‘Square mile’ initial research

SQUARE MILE INITIAL PHOTOGRAPHER RESEARCH

Keith Arnatt:

‘I was beginning to become aware of the unreliability of photographic evidence and began to play with that feature. I felt that what a photograph could not tell or show might be just as significant as what it could.’ (Roberts, 1997)

‘Walking the Dog’ is a series of black and white photographs of people standing with their dogs. Whilst the locations vary in the photographs they are all of a single owner, full-length in the centre of the image facing the camera with a dog at their feet.

The photographs were taken around Arnatt’s home in Tintern in the late 1970’s. Arnatt took over two hundred pictures whilst walking in the area, but selected  forty for the series. The way in which the photographs are repetitive and consistent in composition and in cropping highlight the subject’s unique differences and expressions.

Gawain Barnard:

I was particularly interested in ‘Boredom’ as it is based on youth, memories and a sense of place. This seems to be where my own thought process is taking me for my ‘Square mile’. I also like the addition of a written piece to tie the work together. The work is based around the town in which Barnard grew up and a yearly event of wildfire burning. Barnard says

‘The landscape of youth is laden with memories, my photography draws on the overlapping cycles as young people discover and grow through the background to their lives, how they react to it and what they do within the space can have a profound effect on how we view ourselves in relation to the surrounding world. Our place of youth, our ‘home’ and the memories created during this period, for better or worse can create an embedded sense of place and can go some way in self-defining our later life attitudes’

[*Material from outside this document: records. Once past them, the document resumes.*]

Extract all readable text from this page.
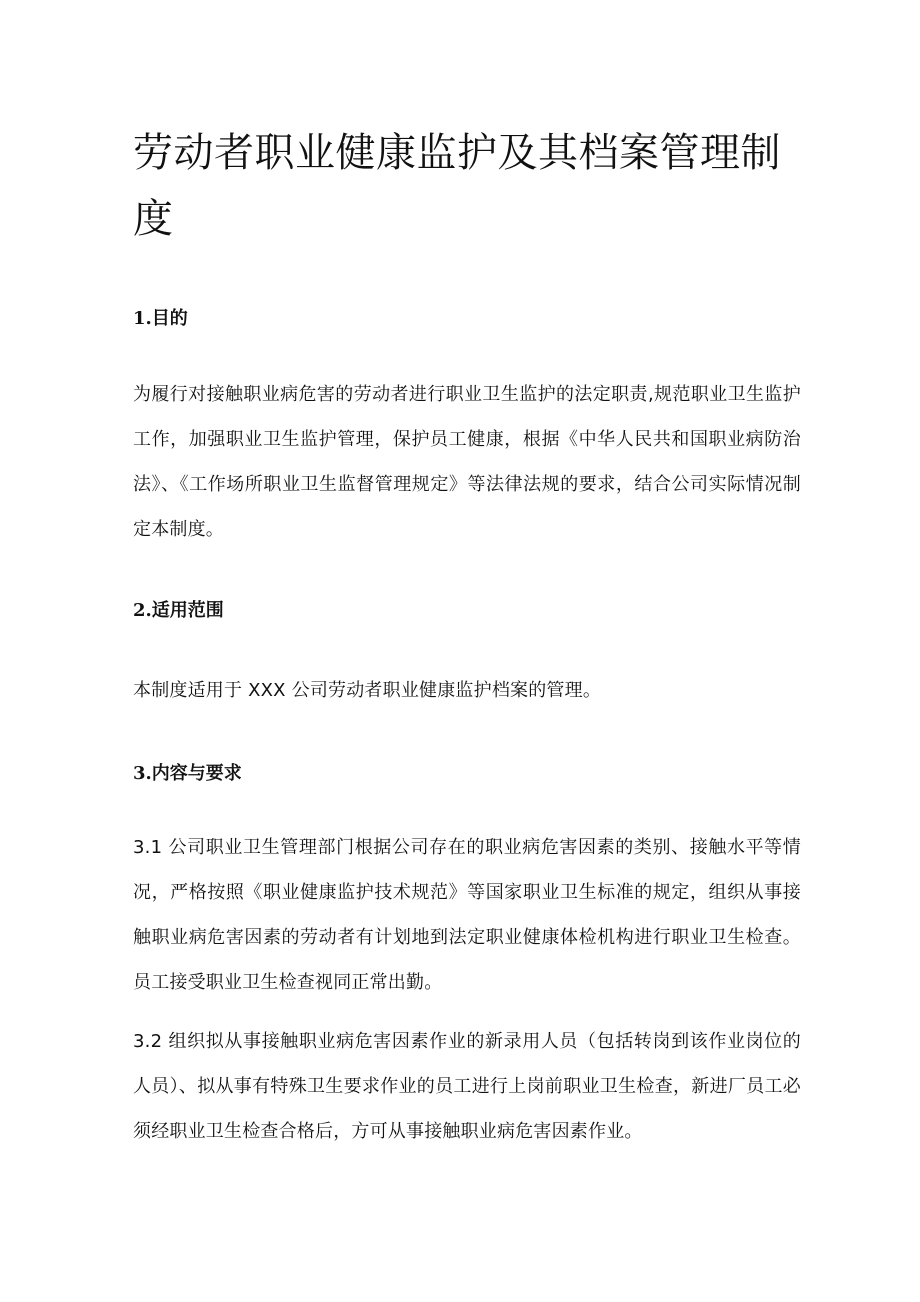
劳动者职业健康监护及其档案管理制度
1.目的

为履行对接触职业病危害的劳动者进行职业卫生监护的法定职责,规范职业卫生监护工作，加强职业卫生监护管理，保护员工健康，根据《中华人民共和国职业病防治法》、《工作场所职业卫生监督管理规定》等法律法规的要求，结合公司实际情况制定本制度。

2.适用范围

本制度适用于 XXX 公司劳动者职业健康监护档案的管理。

3.内容与要求

3.1 公司职业卫生管理部门根据公司存在的职业病危害因素的类别、接触水平等情况，严格按照《职业健康监护技术规范》等国家职业卫生标准的规定，组织从事接触职业病危害因素的劳动者有计划地到法定职业健康体检机构进行职业卫生检查。员工接受职业卫生检查视同正常出勤。

3.2 组织拟从事接触职业病危害因素作业的新录用人员（包括转岗到该作业岗位的人员）、拟从事有特殊卫生要求作业的员工进行上岗前职业卫生检查，新进厂员工必须经职业卫生检查合格后，方可从事接触职业病危害因素作业。
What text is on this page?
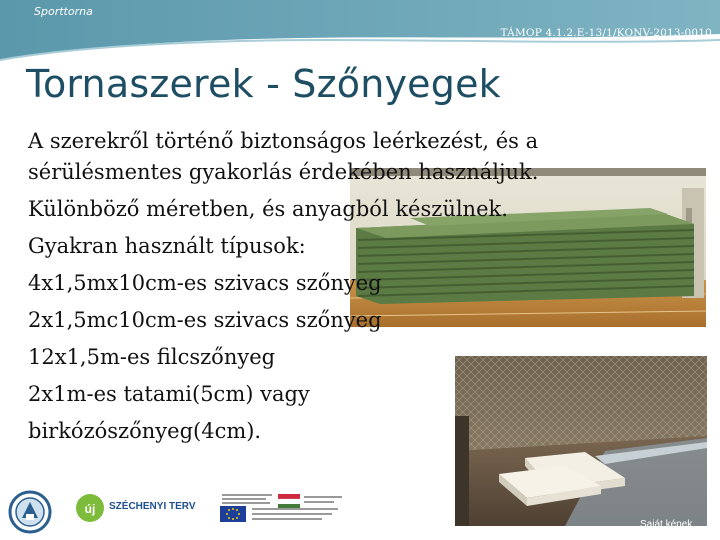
Sporttorna
TÁMOP 4.1.2.E-13/1/KONV-2013-0010
Tornaszerek - Szőnyegek
A szerekről történő biztonságos leérkezést, és a
sérülésmentes gyakorlás érdekében használjuk.
Különböző méretben, és anyagból készülnek.
Gyakran használt típusok:
4x1,5mx10cm-es szivacs szőnyeg
2x1,5mc10cm-es szivacs szőnyeg
12x1,5m-es filcszőnyeg
2x1m-es tatami(5cm) vagy
birkózószőnyeg(4cm).
Saját képek
új SZÉCHENYI TERV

Barnard goes on to suggest that the photographs speak of the areas industrial past and how the perception of memories and past change over time. The memories of the youth in the same area for example would be represented differently 50 years previously . The blackened landscape evokes reckless youth for Barnard but would evoke life and work for her grandfather who was of a different place in time.

Tina Barney:

Barneys work appears to be more of a social landscape style, capturing friends and families in their immediate surroundings to document society. Her photos define family bonds in typical family celebrations yet some photographs appear to be staged, I think this feeling comes from the subjects posing directly for the camera, in most of the photos Barney has managed to capture a scene or a moment in time without anyone reacting to the camera.

Venetia Dearden:

Dearden’s work appears to offer an insight into surroundings and the ties and relationships within them. The photos depict a way of life or a ‘day in the life of’ and blend to form a cohesive series. ‘Somerset Stories Five Penny Dreams’ is a perfect example of people and place together, it appears to an honest portrayal. In ‘Glastonbury Another Stage’ there is a divide between the images of the landscape / event and the portraiture of the people who ,I presume, were at the event but taken within a studio like setting.

JH Engstrom:

Engstrom appears to fall in love with places and his photographs record the places he loves as a document of the moment. Paris looks to be his main love affair perhaps because it was a pivotal place and time for him in his youth. It seems his obsession with places was a way of coping with moving around between places such as Paris and Stockholm as a child. His photos are diarist in style, cataloguing people and places in everyday life, the ordinary passing of time. He recognises that places change but life is forever entwined.

Roni Horn:

Horn’s photographs are mostly abstract photos of Iceland, or bodies of water, although her work entitled ‘You are the weather’ interestingly explores the minute changes in expression over a period of time which when placed side by side magnifys the effect.

Tom Hunter:

Hunter explores and photographs themes within his local area of East London but stages his photos to reference historical art. The photos border on satirical in some instances by replicating past masters in the modern world around him. He engages his subjects within their surroundings and the landscapes around them skilfully.

Karen Knorr:

Knorr’s photographs depict the English class system which she was a part of in an artistic style.

Peter Mansell:

Peter Mansell’s photographs are interesting as he has captured the space and world around him from a unique view-point. He has taken the images from a wheelchair users view and as an observer we become part of the image by being forced to see the scene from the height dictated by the wheelchair. You understand the series of photographs and can place the knocked paint and roadside view without explanation, it opens the viewers eyes to the world from the photographers perspective.

Marc Rees:

Marc Rees founded Rees International Project Enterprise (R.I.P.E) Which provides solo and collaborative performance projects. Rees has based his work on the ‘Square mile’ concept and explores his sexual awakening, the intimate relationship to a child’s landscape and its future influence.

Jodi Taylor:

Jodi Taylor has tried to evoke the nostalgia of her youth from the images which is interesting as it mirrors some of my own ideas although I particularly like the idea of presenting her work in a style that suited the decade. This may be an idea I could explore after my initial project, it is strange how the images closely resemble the images I have listed from my own area, obviously too many childhoods wherever you grew up were spent in alleys or by the back of garages! I wonder, as an alternative to this, what would be the images captured from today’s childhoods to evoke nostalgia in the future?